Même idée chez Sanjeev Gupta, qui souhaite lui aussi fabriquer des voitures électriques, mais en pariant sur des matériaux composites plus légers pour la carrosserie, et en produisant depuis l’Australie – il a même déposé une offre pour y reprendre une usine General Motors en janvier dernier . « Nous continuons d’étudier toutes les options, et espérons conclure d’ici à la fin de l’année », précise GFG Alliance, le holding de Sanjeev Gupta.

Mais l’électrification n’explique pas tout. Jim Ratcliffe cherche simplement à concrétiser un rêve personnel, en lançant un modèle capable de succéder au mythique Land Rover Defender, que Jaguar Land Rover a cessé de fabriquer en 2016 et dont il n’a pas réussi à racheter les droits. Un défi qu’il s’est lancé en sirotant une bière avec des amis, un soir de 2015, dans un pub du quartier londonien de Belgravia, « The Grenadier », qui a depuis donné son nom au projet. Des versions essence, diesel et hybride plug-in sont prévues.

Dyson, sans doute le plus avancé

Même si on n’en est qu’aux prémices, les moyens mobilisés sont loin d’être anecdotiques. Dyson investit deux milliards de livres – un pour concevoir la voiture en elle-même, l’autre pour développer sa batterie électrique. Il a déjà dépensé 200 millions de livres pour réaménager son campus de Hullavington. Situé au sud-ouest de l’Angleterre, c’est une ancienne base de la Royal Air Force, où doivent aussi être construits plusieurs circuits d’essais. Environ 400 ingénieurs y travaillent déjà et 2.000 y sont attendus à terme.

dyson

De son côté, Ineos parle d’un projet qui, s’il produisait lui-même son véhicule, coûterait pour démarrer de 600 à 700 millions de livres et mobiliserait plus de 1.000 personnes en interne, et 5.000 ou 6.000 indirectement.

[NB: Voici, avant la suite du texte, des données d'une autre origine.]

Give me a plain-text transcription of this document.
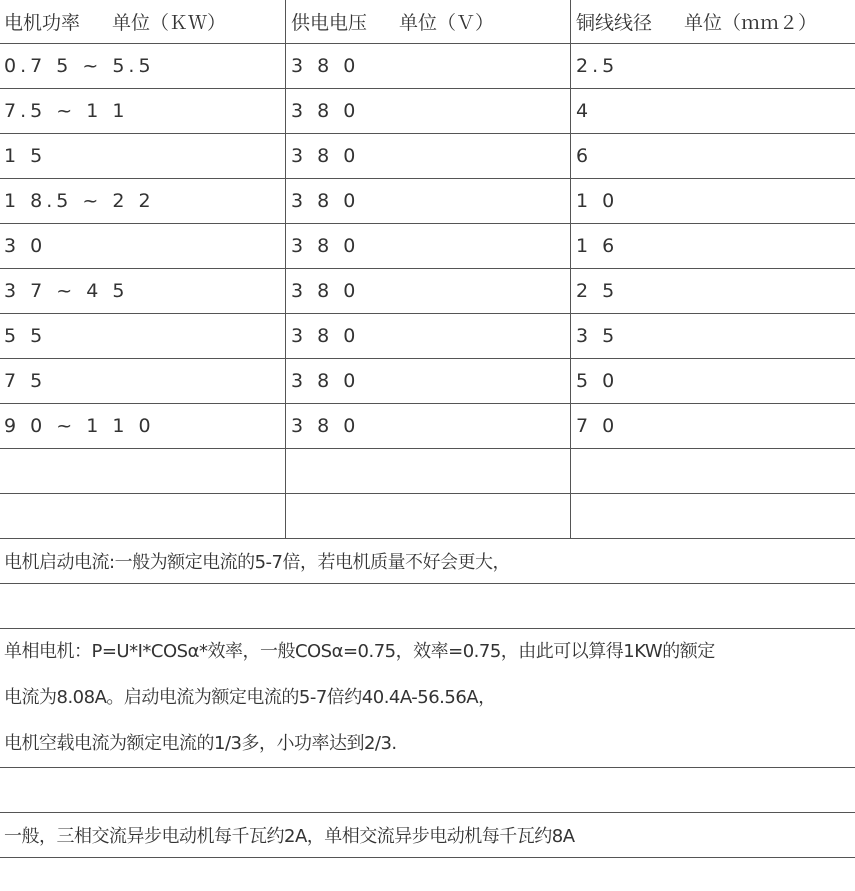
电机功率 单位（ＫＷ）	供电电压 单位（Ｖ）	铜线线径 单位（ｍｍ２）
0.7 5 ~ 5.5	3 8 0	2.5
7.5 ~ 1 1	3 8 0	4
1 5	3 8 0	6
1 8.5 ~ 2 2	3 8 0	1 0
3 0	3 8 0	1 6
3 7 ~ 4 5	3 8 0	2 5
5 5	3 8 0	3 5
7 5	3 8 0	5 0
9 0 ~ 1 1 0	3 8 0	7 0

电机启动电流:一般为额定电流的5-7倍，若电机质量不好会更大，		

单相电机：P=U*I*COSα*效率，一般COSα=0.75，效率=0.75，由此可以算得1KW的额定
电流为8.08A。启动电流为额定电流的5-7倍约40.4A-56.56A，
电机空载电流为额定电流的1/3多，小功率达到2/3.		

一般，三相交流异步电动机每千瓦约2A，单相交流异步电动机每千瓦约8A		
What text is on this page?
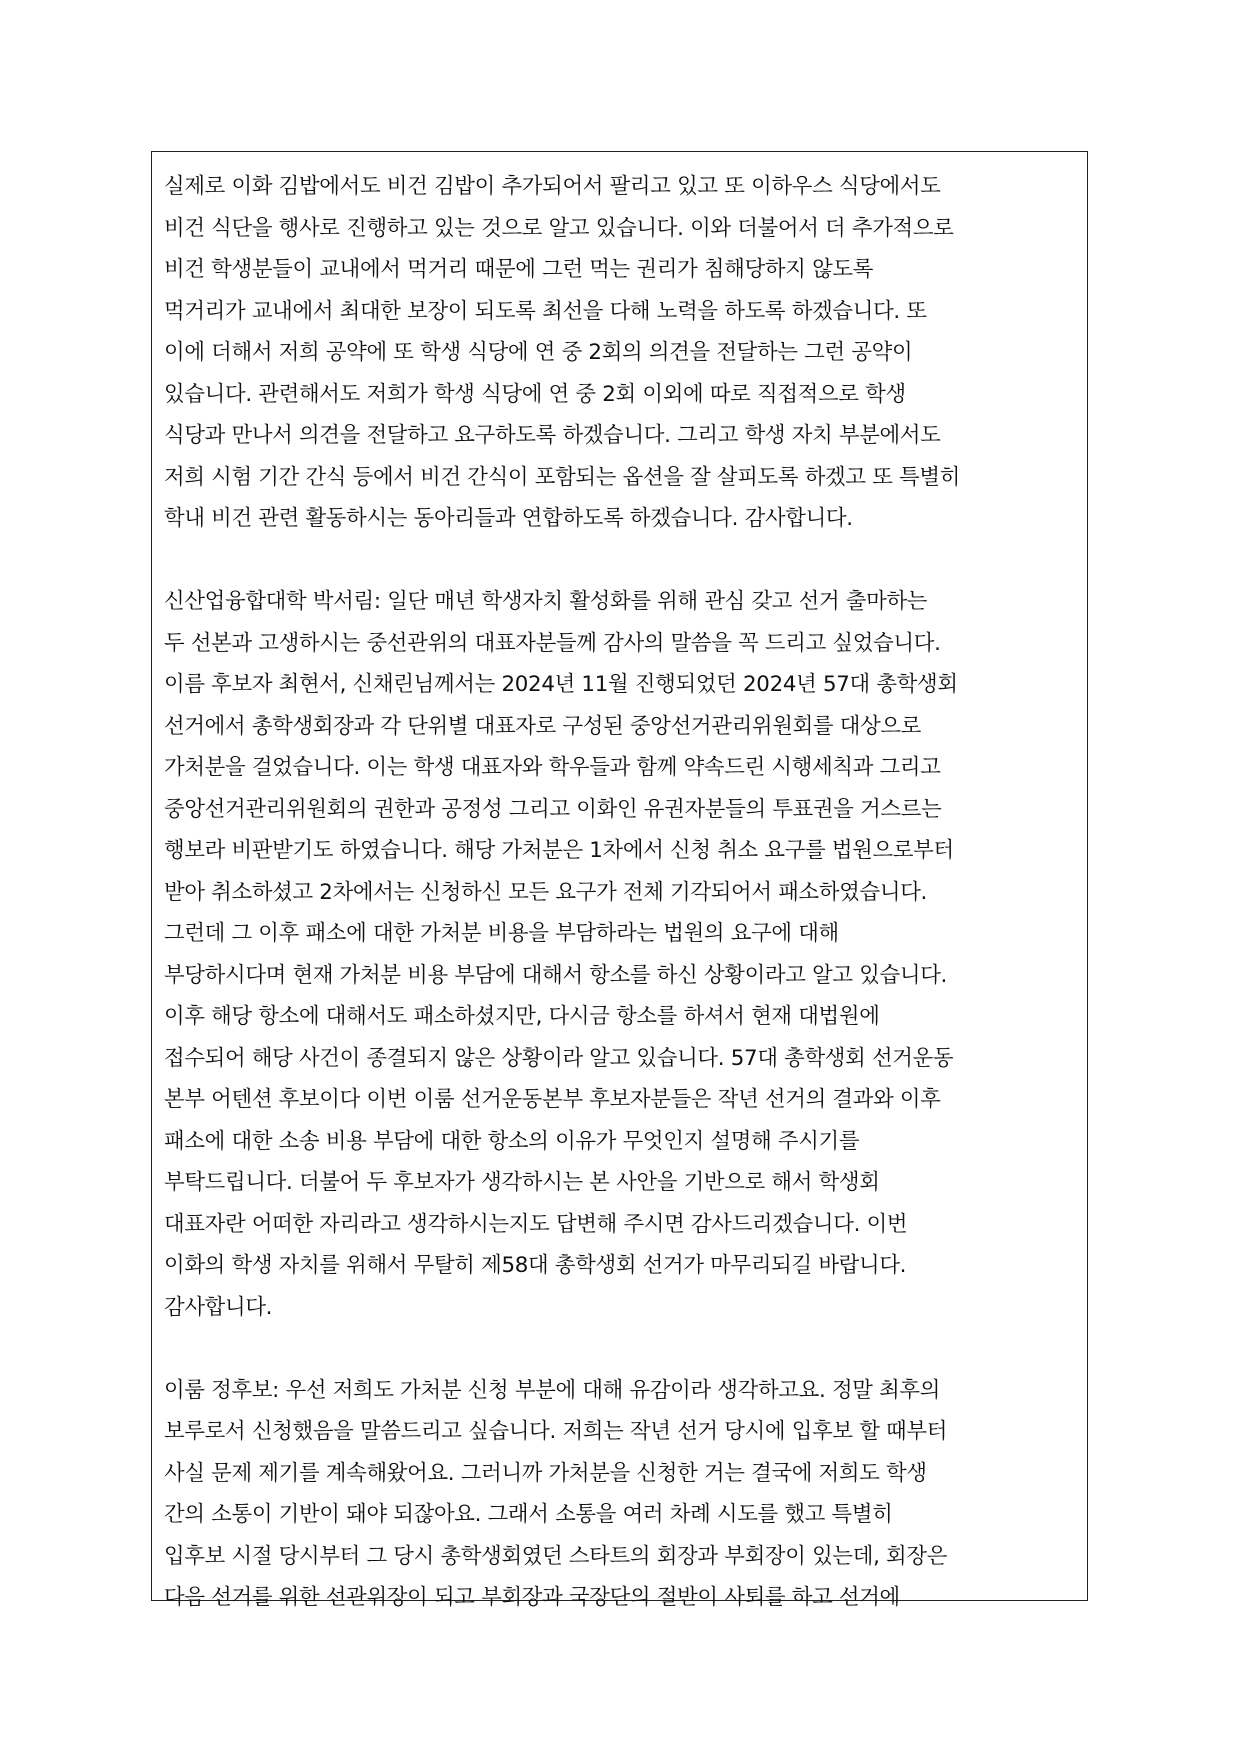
실제로 이화 김밥에서도 비건 김밥이 추가되어서 팔리고 있고 또 이하우스 식당에서도
비건 식단을 행사로 진행하고 있는 것으로 알고 있습니다. 이와 더불어서 더 추가적으로
비건 학생분들이 교내에서 먹거리 때문에 그런 먹는 권리가 침해당하지 않도록
먹거리가 교내에서 최대한 보장이 되도록 최선을 다해 노력을 하도록 하겠습니다. 또
이에 더해서 저희 공약에 또 학생 식당에 연 중 2회의 의견을 전달하는 그런 공약이
있습니다. 관련해서도 저희가 학생 식당에 연 중 2회 이외에 따로 직접적으로 학생
식당과 만나서 의견을 전달하고 요구하도록 하겠습니다. 그리고 학생 자치 부분에서도
저희 시험 기간 간식 등에서 비건 간식이 포함되는 옵션을 잘 살피도록 하겠고 또 특별히
학내 비건 관련 활동하시는 동아리들과 연합하도록 하겠습니다. 감사합니다.
신산업융합대학 박서림: 일단 매년 학생자치 활성화를 위해 관심 갖고 선거 출마하는
두 선본과 고생하시는 중선관위의 대표자분들께 감사의 말씀을 꼭 드리고 싶었습니다.
이름 후보자 최현서, 신채린님께서는 2024년 11월 진행되었던 2024년 57대 총학생회
선거에서 총학생회장과 각 단위별 대표자로 구성된 중앙선거관리위원회를 대상으로
가처분을 걸었습니다. 이는 학생 대표자와 학우들과 함께 약속드린 시행세칙과 그리고
중앙선거관리위원회의 권한과 공정성 그리고 이화인 유권자분들의 투표권을 거스르는
행보라 비판받기도 하였습니다. 해당 가처분은 1차에서 신청 취소 요구를 법원으로부터
받아 취소하셨고 2차에서는 신청하신 모든 요구가 전체 기각되어서 패소하였습니다.
그런데 그 이후 패소에 대한 가처분 비용을 부담하라는 법원의 요구에 대해
부당하시다며 현재 가처분 비용 부담에 대해서 항소를 하신 상황이라고 알고 있습니다.
이후 해당 항소에 대해서도 패소하셨지만, 다시금 항소를 하셔서 현재 대법원에
접수되어 해당 사건이 종결되지 않은 상황이라 알고 있습니다. 57대 총학생회 선거운동
본부 어텐션 후보이다 이번 이룸 선거운동본부 후보자분들은 작년 선거의 결과와 이후
패소에 대한 소송 비용 부담에 대한 항소의 이유가 무엇인지 설명해 주시기를
부탁드립니다. 더불어 두 후보자가 생각하시는 본 사안을 기반으로 해서 학생회
대표자란 어떠한 자리라고 생각하시는지도 답변해 주시면 감사드리겠습니다. 이번
이화의 학생 자치를 위해서 무탈히 제58대 총학생회 선거가 마무리되길 바랍니다.
감사합니다.
이룸 정후보: 우선 저희도 가처분 신청 부분에 대해 유감이라 생각하고요. 정말 최후의
보루로서 신청했음을 말씀드리고 싶습니다. 저희는 작년 선거 당시에 입후보 할 때부터
사실 문제 제기를 계속해왔어요. 그러니까 가처분을 신청한 거는 결국에 저희도 학생
간의 소통이 기반이 돼야 되잖아요. 그래서 소통을 여러 차례 시도를 했고 특별히
입후보 시절 당시부터 그 당시 총학생회였던 스타트의 회장과 부회장이 있는데, 회장은
다음 선거를 위한 선관위장이 되고 부회장과 국장단의 절반이 사퇴를 하고 선거에
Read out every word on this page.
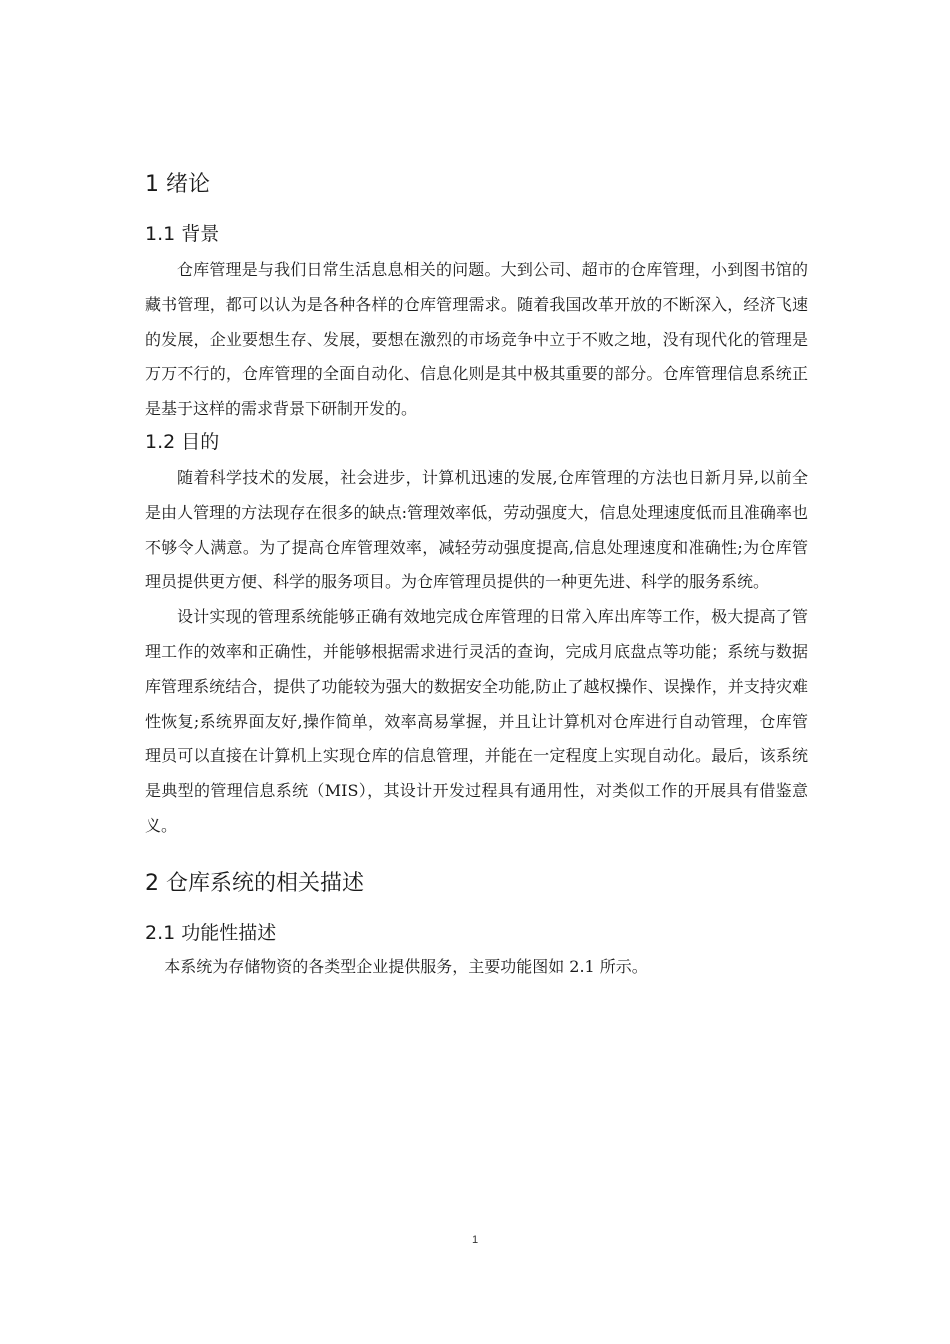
1 绪论
1.1 背景

仓库管理是与我们日常生活息息相关的问题。大到公司、超市的仓库管理，小到图书馆的藏书管理，都可以认为是各种各样的仓库管理需求。随着我国改革开放的不断深入，经济飞速的发展，企业要想生存、发展，要想在激烈的市场竞争中立于不败之地，没有现代化的管理是万万不行的，仓库管理的全面自动化、信息化则是其中极其重要的部分。仓库管理信息系统正是基于这样的需求背景下研制开发的。

1.2 目的

随着科学技术的发展，社会进步，计算机迅速的发展,仓库管理的方法也日新月异,以前全是由人管理的方法现存在很多的缺点:管理效率低，劳动强度大，信息处理速度低而且准确率也不够令人满意。为了提高仓库管理效率，减轻劳动强度提高,信息处理速度和准确性;为仓库管理员提供更方便、科学的服务项目。为仓库管理员提供的一种更先进、科学的服务系统。

设计实现的管理系统能够正确有效地完成仓库管理的日常入库出库等工作，极大提高了管理工作的效率和正确性，并能够根据需求进行灵活的查询，完成月底盘点等功能；系统与数据库管理系统结合，提供了功能较为强大的数据安全功能,防止了越权操作、误操作，并支持灾难性恢复;系统界面友好,操作简单，效率高易掌握，并且让计算机对仓库进行自动管理，仓库管理员可以直接在计算机上实现仓库的信息管理，并能在一定程度上实现自动化。最后，该系统是典型的管理信息系统（MIS），其设计开发过程具有通用性，对类似工作的开展具有借鉴意义。

2 仓库系统的相关描述
2.1 功能性描述

本系统为存储物资的各类型企业提供服务，主要功能图如 2.1 所示。

1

Les projets avancent. Dyson vient d’annoncer qu’il fabriquera sa nouvelle voiture depuis Singapour , à la fois pour accéder à « des marchés à forte croissance, une chaîne logistique très complète et une main-d’oeuvre hautement qualifiée ». La construction d’une nouvelle usine de deux étages démarrera en décembre. De son côté, Ineos doit annoncer d’ici à la fin de l’année le choix de son site de fabrication. « Dans l’idéal, nous aimerions produire au Royaume-Uni. Evidemment, il faut que ce soit économiquement viable », explique Jim Ratcliffe.
Ineos en discussions avec Ford

Selon le « Financial Times » , le groupe de chimie serait notamment en discussion avec Ford pour produire ses voitures depuis son usine de moteurs de Bridgend, au Pays de Galles, où 1.100 employés sur 1.700 sont menacés de chômage après la fin en 2020 d’un contrat avec Jaguar Land Rover. Plusieurs sites étaient jusqu’à récemment à l’étude chez Ineos, dont deux outre-Manche (notamment Teesside, au nord-est de l’Angleterre), et d’autres en Allemagne et dans les pays de l’Est. La liste a été revue à la baisse, vient d’indiquer Ineos.

Ces projets iront-ils au bout ? Une « Dyson Car », positionnée sur le segment premium, doit être créée d’ici à la fin 2020, pour une commercialisation prévue l’année suivante. Ineos entend de son côté être prêt à vendre sa nouvelle voiture fin 2020. Mais les constructeurs actuels ne resteront pas les bras croisés. « Nous contrôlons étroitement tout ce qui peut porter atteinte à nos droits de propriété intellectuelle », prévient-on chez Jaguar Land Rover, où une nouvelle génération de Defender est attendue pour 2019.